# Can we express the following unconditional probability as follows?

Some of you may be aware that I have been asking a nagging question for quite a while on this forum, in different shapes and forms. Although I may have been a nuisance, may I thank you as this has been a great learning curve for me and led me to conduct more research. I now have a different solution and have approached the question in a different manner:

Let us say we have a predictive regression of the form $$$$y_t=\beta_1 X_{t-1}+\varepsilon_t$$$$ where $$\varepsilon_t$$ for $$t=1,\cdots, T$$ are independent error terms, such that $$\varepsilon_t\sim N(0,1)$$ and $$X_t$$ is (for now) a strictly stationary stochastic variable.
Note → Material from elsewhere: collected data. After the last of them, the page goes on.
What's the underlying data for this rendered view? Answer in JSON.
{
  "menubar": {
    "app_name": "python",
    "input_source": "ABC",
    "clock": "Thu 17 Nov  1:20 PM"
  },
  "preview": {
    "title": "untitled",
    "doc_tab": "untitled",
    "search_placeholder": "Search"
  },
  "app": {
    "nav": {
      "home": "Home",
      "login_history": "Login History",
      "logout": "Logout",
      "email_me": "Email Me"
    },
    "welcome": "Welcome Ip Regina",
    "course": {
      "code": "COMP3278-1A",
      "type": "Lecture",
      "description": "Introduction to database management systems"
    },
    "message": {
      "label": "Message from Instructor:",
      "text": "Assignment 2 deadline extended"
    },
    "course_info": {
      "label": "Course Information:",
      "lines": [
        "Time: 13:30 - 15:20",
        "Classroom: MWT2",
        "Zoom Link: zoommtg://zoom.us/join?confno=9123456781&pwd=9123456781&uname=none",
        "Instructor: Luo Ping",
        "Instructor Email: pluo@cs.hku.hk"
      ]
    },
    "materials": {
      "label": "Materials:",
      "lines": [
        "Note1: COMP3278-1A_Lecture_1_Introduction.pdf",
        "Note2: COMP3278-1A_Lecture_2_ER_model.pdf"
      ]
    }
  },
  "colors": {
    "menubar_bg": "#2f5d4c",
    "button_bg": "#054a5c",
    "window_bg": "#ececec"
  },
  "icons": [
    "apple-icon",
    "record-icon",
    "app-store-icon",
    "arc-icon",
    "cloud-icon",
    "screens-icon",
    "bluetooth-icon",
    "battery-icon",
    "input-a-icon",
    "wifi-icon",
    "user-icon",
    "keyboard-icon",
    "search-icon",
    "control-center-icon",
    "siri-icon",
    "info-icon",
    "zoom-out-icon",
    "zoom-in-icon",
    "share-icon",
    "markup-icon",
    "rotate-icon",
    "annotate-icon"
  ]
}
Say, we wish to evaluate

$$$$P[y_t<0]$$$$ for $$t=1,\cdots, T$$. In other words, we wish to evaluate $$$$P[\beta_1X_{t-1}+\varepsilon_t<0]$$$$ Can we using the Bayes Theorem to express the above probability as

$$$$P[\beta_1X_{t-1}+\varepsilon_t<0]=\frac{P[\beta_1X_{t-1}+\varepsilon_t<0\mid X_{t-1}=x_{t-1}]P[X_{t-1}=x_{t-1}]}{P[X_{t-1}=x_{t-1}\mid \beta_1 X_{t-1}+\varepsilon_t<0]}$$$$ and if so then since $$\varepsilon_t\sim N(0,1)$$, we may express the first probability expression in the numerator as $$\phi(\beta_1x_{t-1})$$ and as the process is strictly stationary, the second probability in the numerator and the one in the denominator are invariant to time $$t$$. Am i correct? So can it be said that

$$$$P[\beta_1X_{t-1}+\varepsilon_t<0]=\phi(\beta_1x_{t-1})\times w$$$$ where

$$\begin{eqnarray} w= P[X_{t-1}=x_{t-1}]/P[X_{t-1}=x_{t-1}\mid \beta_1X_{t-1}+\varepsilon_t<0],\forall t \end{eqnarray}$$

?

The reasoning is flawed: defining the random variable $$Z_t=\mathbb I_{\beta X_{t-1}+\epsilon_t>0}$$, the pair $$(X_{t-1},Z_t)$$ admits a density wrt the product measure made of the Lebesgue measure on $$\mathbb R$$ and the counting measure on $$\{0,1\}$$, namely $$p(x,z)=\varphi(x)\Phi(-\beta x)^z\Phi(\beta x)^{1-z}$$ The conditional density of $$X_{t-1}$$ given $$Z_t$$ is thus given by $$p(x|z) = \dfrac{\varphi(x)\Phi(-\beta x)^z\Phi(\beta x)^{1-z}}{\underbrace{\int \varphi(x)\Phi(-\beta y)^z\Phi(\beta y)^{1-z}\,\text{d}y}_{m(z)}}$$ where the denominator is the marginal density of $$Z_T$$. Bayes' formula does not simplify in the denominator: \begin{align*}\text{Prob}(\overbrace{\beta X_{t-1}+\epsilon_t>0}^{Z_t=1})&=\dfrac{\varphi(x)\Phi(-\beta x)^1\Phi(\beta x)^{1-1}}{\left\{\dfrac{\varphi(x)\Phi(-\beta x)^1\Phi(\beta x)^{1-1}}{m(1)}\right\}}\\&=m(1)\\&=\int \varphi(x)\Phi(-\beta y)^1\Phi(\beta y)^0\,\text{d}y\end{align*}